The kids know they can push for a 504 plan (a list of accommodations teachers must legally provide in their classrooms), which insists on things like flexible due dates and as much time as needed for exams, all of which students use as cudgels to remind their teachers not to push too hard or insist on too much. I am even starting to hear teachers mention plans that stipulate open notes and the use of online resources during exams.

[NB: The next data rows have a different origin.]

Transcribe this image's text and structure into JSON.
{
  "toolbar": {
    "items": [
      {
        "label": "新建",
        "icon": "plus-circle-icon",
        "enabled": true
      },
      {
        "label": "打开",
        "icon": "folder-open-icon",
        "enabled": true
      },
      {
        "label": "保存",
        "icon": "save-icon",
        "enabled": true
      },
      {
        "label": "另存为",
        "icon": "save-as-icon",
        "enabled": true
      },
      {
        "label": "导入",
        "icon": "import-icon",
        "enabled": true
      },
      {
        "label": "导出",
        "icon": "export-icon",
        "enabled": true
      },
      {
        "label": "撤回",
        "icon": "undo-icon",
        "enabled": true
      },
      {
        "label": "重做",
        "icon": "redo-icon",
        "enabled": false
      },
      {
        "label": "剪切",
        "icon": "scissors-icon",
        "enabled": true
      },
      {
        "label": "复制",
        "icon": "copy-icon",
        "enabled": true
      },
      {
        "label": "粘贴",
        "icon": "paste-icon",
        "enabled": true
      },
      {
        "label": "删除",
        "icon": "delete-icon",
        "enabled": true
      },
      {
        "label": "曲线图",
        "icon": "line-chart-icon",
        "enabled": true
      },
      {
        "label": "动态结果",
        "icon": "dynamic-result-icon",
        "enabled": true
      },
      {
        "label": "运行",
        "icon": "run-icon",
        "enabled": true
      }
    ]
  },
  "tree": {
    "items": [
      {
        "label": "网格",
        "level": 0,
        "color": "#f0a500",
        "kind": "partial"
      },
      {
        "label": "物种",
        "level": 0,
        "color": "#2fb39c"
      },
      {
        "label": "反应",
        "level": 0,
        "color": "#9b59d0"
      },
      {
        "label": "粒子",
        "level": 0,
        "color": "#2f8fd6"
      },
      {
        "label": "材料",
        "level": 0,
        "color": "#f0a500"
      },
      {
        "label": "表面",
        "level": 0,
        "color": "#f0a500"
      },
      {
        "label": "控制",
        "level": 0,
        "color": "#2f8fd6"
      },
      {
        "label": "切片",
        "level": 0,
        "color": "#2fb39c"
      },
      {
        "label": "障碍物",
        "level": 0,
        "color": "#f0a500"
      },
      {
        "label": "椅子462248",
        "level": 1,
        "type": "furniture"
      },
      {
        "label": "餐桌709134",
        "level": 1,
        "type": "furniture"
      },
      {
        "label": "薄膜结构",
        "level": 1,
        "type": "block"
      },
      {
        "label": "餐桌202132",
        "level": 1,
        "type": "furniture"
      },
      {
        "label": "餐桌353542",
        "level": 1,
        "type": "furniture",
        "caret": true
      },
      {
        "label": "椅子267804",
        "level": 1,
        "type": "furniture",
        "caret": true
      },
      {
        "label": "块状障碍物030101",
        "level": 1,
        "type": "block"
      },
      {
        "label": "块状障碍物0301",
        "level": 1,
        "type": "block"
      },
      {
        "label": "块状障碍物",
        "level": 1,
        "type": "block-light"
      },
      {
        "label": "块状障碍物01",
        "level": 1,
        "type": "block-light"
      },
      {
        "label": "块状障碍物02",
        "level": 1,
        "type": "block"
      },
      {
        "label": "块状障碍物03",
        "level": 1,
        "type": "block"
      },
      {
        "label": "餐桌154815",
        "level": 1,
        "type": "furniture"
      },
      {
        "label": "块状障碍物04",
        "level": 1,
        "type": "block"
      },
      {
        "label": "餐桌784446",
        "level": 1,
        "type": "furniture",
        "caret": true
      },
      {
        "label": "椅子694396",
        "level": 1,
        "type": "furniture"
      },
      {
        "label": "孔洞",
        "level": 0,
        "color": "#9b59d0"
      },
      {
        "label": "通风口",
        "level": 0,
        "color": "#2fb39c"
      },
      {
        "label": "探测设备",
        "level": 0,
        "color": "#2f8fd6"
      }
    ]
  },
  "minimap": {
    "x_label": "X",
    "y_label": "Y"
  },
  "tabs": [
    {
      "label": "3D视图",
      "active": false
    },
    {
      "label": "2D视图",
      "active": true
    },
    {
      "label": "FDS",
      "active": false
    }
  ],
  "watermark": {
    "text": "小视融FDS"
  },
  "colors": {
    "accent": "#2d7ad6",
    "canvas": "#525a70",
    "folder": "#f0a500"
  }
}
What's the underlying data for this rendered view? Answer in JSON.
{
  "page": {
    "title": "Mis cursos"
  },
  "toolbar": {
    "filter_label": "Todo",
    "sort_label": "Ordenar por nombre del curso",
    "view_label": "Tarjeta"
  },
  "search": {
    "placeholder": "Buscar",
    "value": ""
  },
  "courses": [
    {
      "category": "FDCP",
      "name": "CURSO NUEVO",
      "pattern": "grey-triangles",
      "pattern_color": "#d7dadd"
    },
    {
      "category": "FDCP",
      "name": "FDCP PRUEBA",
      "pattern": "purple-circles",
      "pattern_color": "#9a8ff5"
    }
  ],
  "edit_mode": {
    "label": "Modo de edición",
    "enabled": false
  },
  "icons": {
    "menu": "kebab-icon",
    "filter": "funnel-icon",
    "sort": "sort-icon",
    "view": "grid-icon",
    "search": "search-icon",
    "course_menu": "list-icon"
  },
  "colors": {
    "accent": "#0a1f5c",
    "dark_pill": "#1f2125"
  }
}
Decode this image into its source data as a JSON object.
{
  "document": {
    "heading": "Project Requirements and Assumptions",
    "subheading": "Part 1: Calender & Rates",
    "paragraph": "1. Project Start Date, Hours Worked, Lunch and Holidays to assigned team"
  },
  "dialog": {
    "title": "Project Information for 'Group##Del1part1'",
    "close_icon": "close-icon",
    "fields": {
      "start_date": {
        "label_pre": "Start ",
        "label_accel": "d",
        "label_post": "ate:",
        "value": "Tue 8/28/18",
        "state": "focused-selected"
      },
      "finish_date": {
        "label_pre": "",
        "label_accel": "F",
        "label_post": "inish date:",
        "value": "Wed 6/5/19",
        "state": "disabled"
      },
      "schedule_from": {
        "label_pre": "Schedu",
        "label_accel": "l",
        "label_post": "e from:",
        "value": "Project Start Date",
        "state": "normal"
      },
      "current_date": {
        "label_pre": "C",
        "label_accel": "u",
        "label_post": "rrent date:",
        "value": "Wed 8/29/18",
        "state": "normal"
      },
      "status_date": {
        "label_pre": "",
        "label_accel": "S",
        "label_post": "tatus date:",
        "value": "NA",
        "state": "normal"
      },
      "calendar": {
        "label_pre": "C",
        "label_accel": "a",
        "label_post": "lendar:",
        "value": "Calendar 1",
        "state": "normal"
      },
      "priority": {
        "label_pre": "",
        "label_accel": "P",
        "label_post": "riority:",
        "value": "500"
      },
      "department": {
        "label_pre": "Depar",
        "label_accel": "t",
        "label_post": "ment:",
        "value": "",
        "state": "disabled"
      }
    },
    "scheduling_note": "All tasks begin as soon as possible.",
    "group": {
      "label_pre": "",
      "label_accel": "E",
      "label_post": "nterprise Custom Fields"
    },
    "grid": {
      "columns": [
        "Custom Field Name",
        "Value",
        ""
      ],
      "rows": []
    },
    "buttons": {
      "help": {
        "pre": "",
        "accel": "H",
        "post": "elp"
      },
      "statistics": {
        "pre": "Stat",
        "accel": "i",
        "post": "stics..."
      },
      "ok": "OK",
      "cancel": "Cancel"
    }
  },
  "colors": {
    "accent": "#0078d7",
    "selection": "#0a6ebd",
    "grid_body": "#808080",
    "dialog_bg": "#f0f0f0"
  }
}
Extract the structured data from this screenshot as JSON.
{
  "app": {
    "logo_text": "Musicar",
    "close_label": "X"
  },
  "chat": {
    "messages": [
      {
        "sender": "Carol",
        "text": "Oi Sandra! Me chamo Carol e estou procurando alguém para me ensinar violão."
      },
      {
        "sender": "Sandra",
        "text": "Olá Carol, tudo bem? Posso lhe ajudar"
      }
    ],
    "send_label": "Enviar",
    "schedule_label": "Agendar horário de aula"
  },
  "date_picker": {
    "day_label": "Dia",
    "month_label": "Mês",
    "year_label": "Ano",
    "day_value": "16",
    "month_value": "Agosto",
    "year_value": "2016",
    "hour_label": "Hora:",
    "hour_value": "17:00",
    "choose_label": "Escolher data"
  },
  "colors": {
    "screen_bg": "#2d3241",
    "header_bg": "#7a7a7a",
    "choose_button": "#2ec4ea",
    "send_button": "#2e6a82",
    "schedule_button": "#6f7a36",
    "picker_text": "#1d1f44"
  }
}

Almost every exchange student I have had in recent years describes the American education system as a “joke” or “easy.”

If you thought inflation was bad at the local grocery store, try it at the neighborhood school, where more students are on the honor roll or principal’s list than not. In 1990, high school GPAs averaged 2.68. By 2019, they had risen to 3.11. Studies show that in some instances, Covid inflated GPAs and depressed SAT scores

Meanwhile, last year, an extraordinary 81 percent of superintendents said they believe behavior problems have significantly worsened since 2019.

It’s no wonder the kids don’t want to go to school. It’s too easy. It’s often chaotic. But the consequence of this will be a generation that has a fraction — a small, small fraction — of the knowledge or capacity of previous generations. Throw in TikTok, a lethargic antisocial lifestyle, and moral decline, and we all know how this ends. 

Maybe it’s the adults and not the kids who have not shown up for most important work of all.